Índigo interrumpió aquel torrente de palabras. El Benefactor se detuvo en mitad de la frase y sonrió solícito.

—¿Sí? ¿Empiezas a comprender?

—¡No! ¡Esto es de locos! —Extendió uno de los brazos, abarcando la sala iluminada por la luna y todo lo que allí había—. Vine aquí para localizar a un niño perdido, no para sentarme a discutir con una..., una..., ¡una sombra! —Se puso en pie con cierta dificultad—. No me importa más que una cosa. ¿Liberarás o no a Koru de tu mundo espectral?

Durante varios segundos reinó un silencio total.
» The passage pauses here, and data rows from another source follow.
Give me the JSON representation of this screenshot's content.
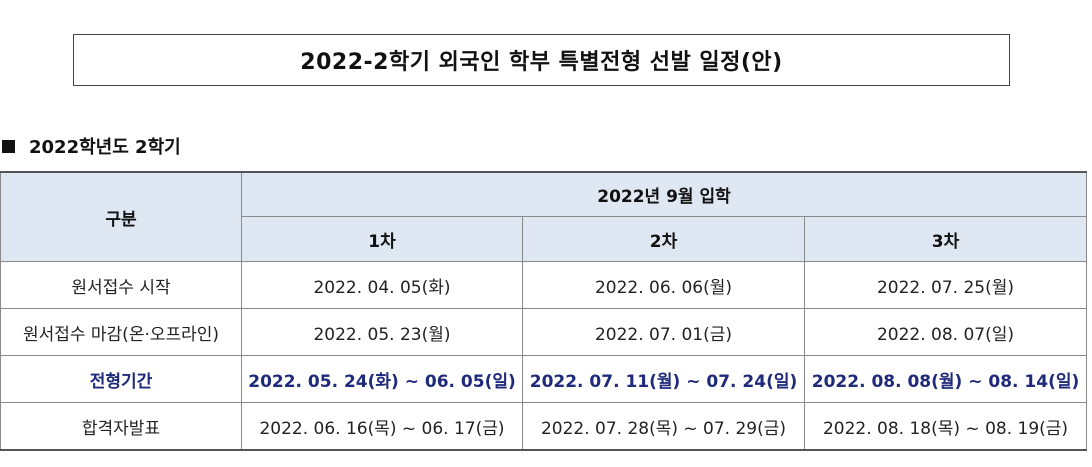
{
  "title": "2022-2학기 외국인 학부 특별전형 선발 일정(안)",
  "section_heading": "2022학년도 2학기",
  "table": {
    "corner_header": "구분",
    "group_header": "2022년 9월 입학",
    "rounds": [
      "1차",
      "2차",
      "3차"
    ],
    "rows": [
      {
        "label": "원서접수 시작",
        "values": [
          "2022. 04. 05(화)",
          "2022. 06. 06(월)",
          "2022. 07. 25(월)"
        ]
      },
      {
        "label": "원서접수 마감(온·오프라인)",
        "values": [
          "2022. 05. 23(월)",
          "2022. 07. 01(금)",
          "2022. 08. 07(일)"
        ]
      },
      {
        "label": "전형기간",
        "values": [
          "2022. 05. 24(화) ~ 06. 05(일)",
          "2022. 07. 11(월) ~ 07. 24(일)",
          "2022. 08. 08(월) ~ 08. 14(일)"
        ]
      },
      {
        "label": "합격자발표",
        "values": [
          "2022. 06. 16(목) ~ 06. 17(금)",
          "2022. 07. 28(목) ~ 07. 29(금)",
          "2022. 08. 18(목) ~ 08. 19(금)"
        ]
      }
    ]
  },
  "colors": {
    "header_bg": "#dfe7f2",
    "emphasis_text": "#1f2a7a"
  }
}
Luego el Benefactor suspiró. Había tal melancolía en el sonido que cogió a Índigo totalmente por sorpresa.

—Ah, doctora Índigo, quizá fui un estúpido al poner en ti mi fe y mi esperanza. Tal vez debería haber comprendido que tú, al igual que yo, no eres más que un ser humano y como tal presa de muchos de los defectos de los humanos. Pero, claro, el optimismo fue uno de mis mayores defectos durante muchos años.

—No disimules conmigo, Benefactor. —Índigo se obligó a alejarse del ambivalente riachuelo por el que sus pensamientos intentaban deslizarse—. Sólo quiero una respuesta a mi pregunta.